Coffee has been a huge industry for decades and drinking this concoction can be traced back to the late 15th century. In some parts of the world, coffee is part of culture. For some people, this beverage is a lifestyle and has been an important part of the household for so many years. In fact, billions of cups of this caffeinated drink are consumed daily and a lot of people sip that cup of Joe like their life depends on it every single day. No wonder coffee is one of the best-selling beverages around the world, standing close to water and tea. According to the International Coffee Organization, the world has consumed 168.5 million 60kg bags of coffee in the previous year. Looks like more and more people are getting hooked to this delicious drink.

But what makes coffee so enticing? Behind every cup of your favorite coffee, is a long and tedious process to deliver some good beans from the farm to your table. Although not every coffee-drinker really knows what comes in every cup and how and where they come from, baristas would agree that knowing more about what’s inside that mug can add more zest to that experience.

Coffee beans are the main star of this beverage and they took a pretty long journey to get to your brewing machine. Before we’re able to get these precious little beans, it takes approximately 3-4 years for a young coffee plant to mature and bear fruits (coffee cherries) and another 5-8 weeks for these cherries to ripen. Normally, there is only one major harvest per year and each coffee cherry contains two beans or coffee seeds but some varieties only have one. The beans are taken from the ripe fruits using the dry or wet method and eventually dried, hulled, polished, sorted, and graded before being sent out for export.

It surely takes a village before these beans turn into that popular invigorating drink. So, let’s get to know our coffee beans and what makes this drink a winner to every drinker’s palate.

The Four Main Types of Coffee Beans:

arabica coffee beans


The most popular and common type of coffee beans is Arabica, which is beans coming from the Coffea Arabica plant. These beans are the source of most, around 60-80%, of the world’s coffee supply, and are also the oldest species of coffee. It is known to be smooth, mild, sweet, aromatic, and more flavorful — often with chocolate flavor notes and a hint of fruit or berries. Arabica coffee beans are harder to grow, and thus more expensive. This type of coffee is grown in high elevations with cool subtropical weather. As this kind thrives in a humid environment with plenty of sun and shade, they are mainly produced in Africa, Asia, Latin America, and the Middle East. Arabica is the world’s favorite beans for its taste and is now grown in many parts of the globe.

robusta coffee beans


Robusta, from the plant Coffea canephora, comes next to Arabica when it comes to popularity and global production. Canephora beans contain double the caffeine compared to Arabica. As its name suggests, it is the bolder and more robust type of coffee. Robusta coffee beans are known to have a woody and rubbery taste. They contain more chlorogenic acid making them more bitter. It is easier and less expensive to grow, hence is usually used in the production of the cheaper coffee brands like instant coffees or as fillers to dark roast coffees where it is mixed with Arabica beans.
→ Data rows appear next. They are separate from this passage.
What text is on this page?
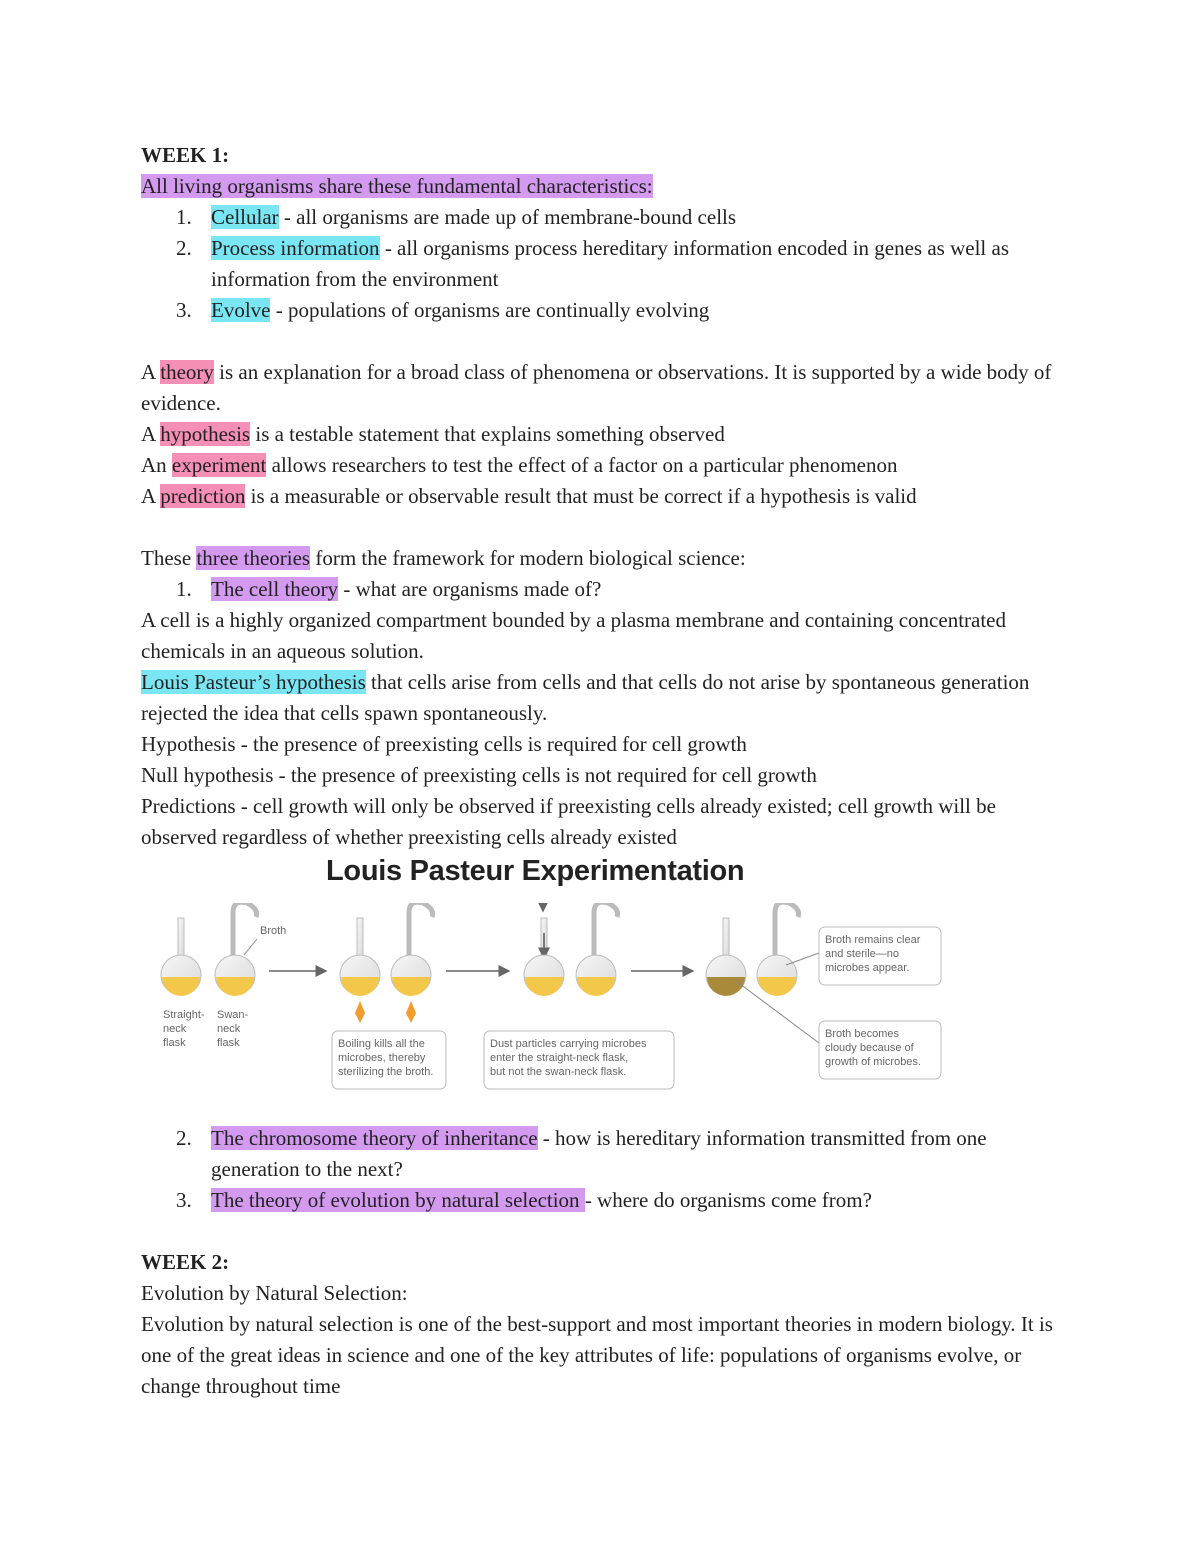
WEEK 1:
All living organisms share these fundamental characteristics:
1. Cellular - all organisms are made up of membrane-bound cells
2. Process information - all organisms process hereditary information encoded in genes as well as information from the environment
3. Evolve - populations of organisms are continually evolving
A theory is an explanation for a broad class of phenomena or observations. It is supported by a wide body of evidence.
A hypothesis is a testable statement that explains something observed
An experiment allows researchers to test the effect of a factor on a particular phenomenon
A prediction is a measurable or observable result that must be correct if a hypothesis is valid
These three theories form the framework for modern biological science:
1. The cell theory - what are organisms made of?
A cell is a highly organized compartment bounded by a plasma membrane and containing concentrated chemicals in an aqueous solution.
Louis Pasteur’s hypothesis that cells arise from cells and that cells do not arise by spontaneous generation rejected the idea that cells spawn spontaneously.
Hypothesis - the presence of preexisting cells is required for cell growth
Null hypothesis - the presence of preexisting cells is not required for cell growth
Predictions - cell growth will only be observed if preexisting cells already existed; cell growth will be observed regardless of whether preexisting cells already existed
Louis Pasteur Experimentation
Broth
Straight-
neck
flask
Swan-
neck
flask	Boiling kills all the
microbes, thereby
sterilizing the broth.
Dust particles carrying microbes
enter the straight-neck flask,
but not the swan-neck flask.
Broth remains clear
and sterile—no
microbes appear.
Broth becomes
cloudy because of
growth of microbes.
2. The chromosome theory of inheritance - how is hereditary information transmitted from one generation to the next?
3. The theory of evolution by natural selection - where do organisms come from?
WEEK 2:
Evolution by Natural Selection:
Evolution by natural selection is one of the best-support and most important theories in modern biology. It is one of the great ideas in science and one of the key attributes of life: populations of organisms evolve, or change throughout time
Liberica or Liberian coffee is one of the commercial types of coffee beans that are available in the world market but is not as popular as Arabica and Robusta. This coffee plant originated in Liberia, West Africa but is now more commonly grown in Southeast Asian countries like Malaysia, Indonesia, and the Philippines, where it is famously branded as the Barako coffee. These beans are quite similar to Robusta with its woody taste but are more fruity and sweet. Liberica beans are also known to be very aromatic. During the late 19th century, Liberica coffee experienced great demand as several coffee-producing countries have suffered from the “coffee rust” disease which destroyed the Arabica crops across the world during that period.  


Also generally grown in Southeast Asian countries, Excelsa coffee is essentially a species from the Liberica family. Excelsa coffee beans taste similar to Liberica and Robusta coffee and are tart and aromatic. Its aroma is often compared to the scent of ripe jackfruit. These beans have a distinct flavor with notes of light and dark roast coffee. Some coffee aficionados mix this with other coffee beans to create a certain thickness and flavor.

Arabica vs Robusta vs Liberica vs Excelsa

Although there are only four main types of beans that are commonly available in the market, there are actually more than a hundred species of the coffee plant in the world. Arabica remains the most prevalent among the coffee beans and Robusta comes next. I know you’re probably thinking—which is the best coffee? I guess there’s no right answer to that. It’s actually for you to sip and decide, because as much as these coffee beans are different from one another, so is our taste in coffee. After all, it’s all about preferences.